Slice the Chicken and Serve
  1. Slice the rested chicken strips across their width into approximately 1cm thick pieces. As you slice, the cutting board will have accumulated a pool of resting juices — pour these directly into the pasta and toss briefly. These juices are flavoured with the garlic and onion seasoning from the chicken, carry the fat rendered during searing, and add both flavour and a small amount of additional liquid that further loosens the sauce to the perfect serving consistency. Divide the fettuccine Alfredo among four wide, warm bowls — twirl the pasta into a nest in the centre of each bowl using tongs for the cleanest presentation. Lay the sliced chicken pieces over the top of each pasta portion. Scatter additional finely grated Parmigiano over each bowl. Finish with the finely chopped fresh parsley scattered across the surface — its clean, slightly grassy freshness provides both the herbal aroma and the green colour contrast that makes the dish visually complete against the pale, golden pasta and white cheese.

Notes

The absence of cream in this recipe is not an omission — it is the correct preparation. The original Alfredo di Lelio, invented in Rome in the early 20th century, contained only pasta, butter, and Parmigiano. Cream was added in American adaptations to produce a sauce that was more stable, less technique-dependent, and more forgiving of the lower-quality Parmigiano available outside Italy. Cream-based Alfredo is a different, heavier sauce with a less pure, less cheese-forward flavour. The butter-and-Parmigiano emulsion of authentic Alfredo, when executed correctly, is cleaner, more intense, and more interesting than any cream version — but it requires the correct technique and the correct pasta water starch to achieve the stable emulsification.

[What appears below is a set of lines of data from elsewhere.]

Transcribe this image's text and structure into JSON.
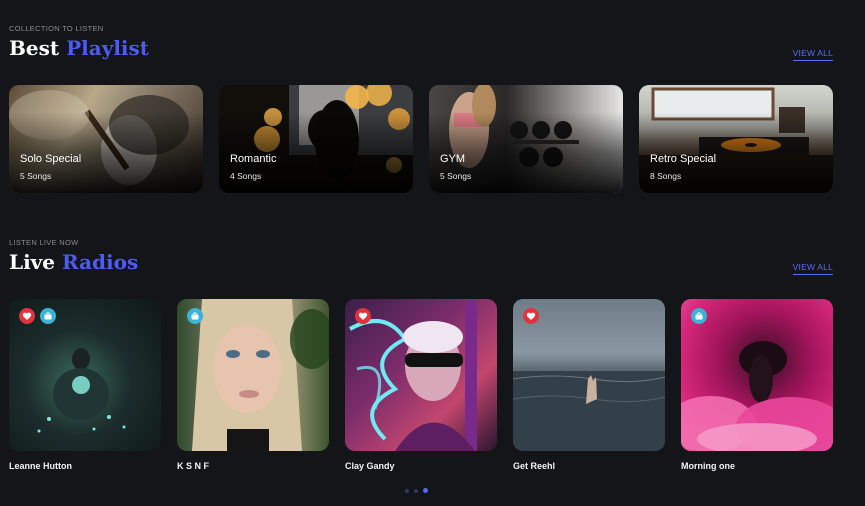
{
  "playlists_section": {
    "eyebrow": "COLLECTION TO LISTEN",
    "title_plain": "Best",
    "title_accent": "Playlist",
    "view_all": "VIEW ALL",
    "items": [
      {
        "name": "Solo Special",
        "count": "5 Songs"
      },
      {
        "name": "Romantic",
        "count": "4 Songs"
      },
      {
        "name": "GYM",
        "count": "5 Songs"
      },
      {
        "name": "Retro Special",
        "count": "8 Songs"
      }
    ]
  },
  "radios_section": {
    "eyebrow": "LISTEN LIVE NOW",
    "title_plain": "Live",
    "title_accent": "Radios",
    "view_all": "VIEW ALL",
    "items": [
      {
        "name": "Leanne Hutton",
        "badges": [
          "heart-icon",
          "broadcast-icon"
        ]
      },
      {
        "name": "K S N F",
        "badges": [
          "broadcast-icon"
        ]
      },
      {
        "name": "Clay Gandy",
        "badges": [
          "heart-icon"
        ]
      },
      {
        "name": "Get Reehl",
        "badges": [
          "heart-icon"
        ]
      },
      {
        "name": "Morning one",
        "badges": [
          "broadcast-icon"
        ]
      }
    ]
  },
  "carousel": {
    "pages": 3,
    "active_page": 3
  },
  "colors": {
    "background": "#141518",
    "accent": "#4d5cf5",
    "heart_badge": "#e0333c",
    "live_badge": "#3ab3d6"
  }
}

Parmigiano Reggiano quality is more critical in this recipe than in any other in this collection because there are no other strong flavours present to compensate for inferior cheese. A genuine Parmigiano Reggiano — the DOP-certified hard cheese aged a minimum of 12 months from the Emilia-Romagna region — has a specific granular texture, a savoury-sweet depth, and a precise saltiness that pre-grated or generic Parmesan cannot replicate. For a sauce where the cheese is literally the entire flavour story alongside butter, this difference is immediately and dramatically apparent in the finished dish. Buy a wedge and grate it yourself immediately before use — pre-grated Parmigiano loses its volatile aromatic compounds within hours of grating and produces a flat, dull Alfredo.
The chicken seasoning's deliberate simplicity — garlic powder, onion powder, salt, and pepper only — is a considered decision rather than restraint. The Alfredo sauce's purity of flavour depends on the other components not introducing competing character. Smoked paprika would add a smokiness that reads as discordant against the Alfredo's clean butter-and-cheese identity. Cumin or any spice with strong aromatic identity would clash. The garlic and onion powder provide background savory depth without any identifiable spice character — they make the chicken taste more of itself.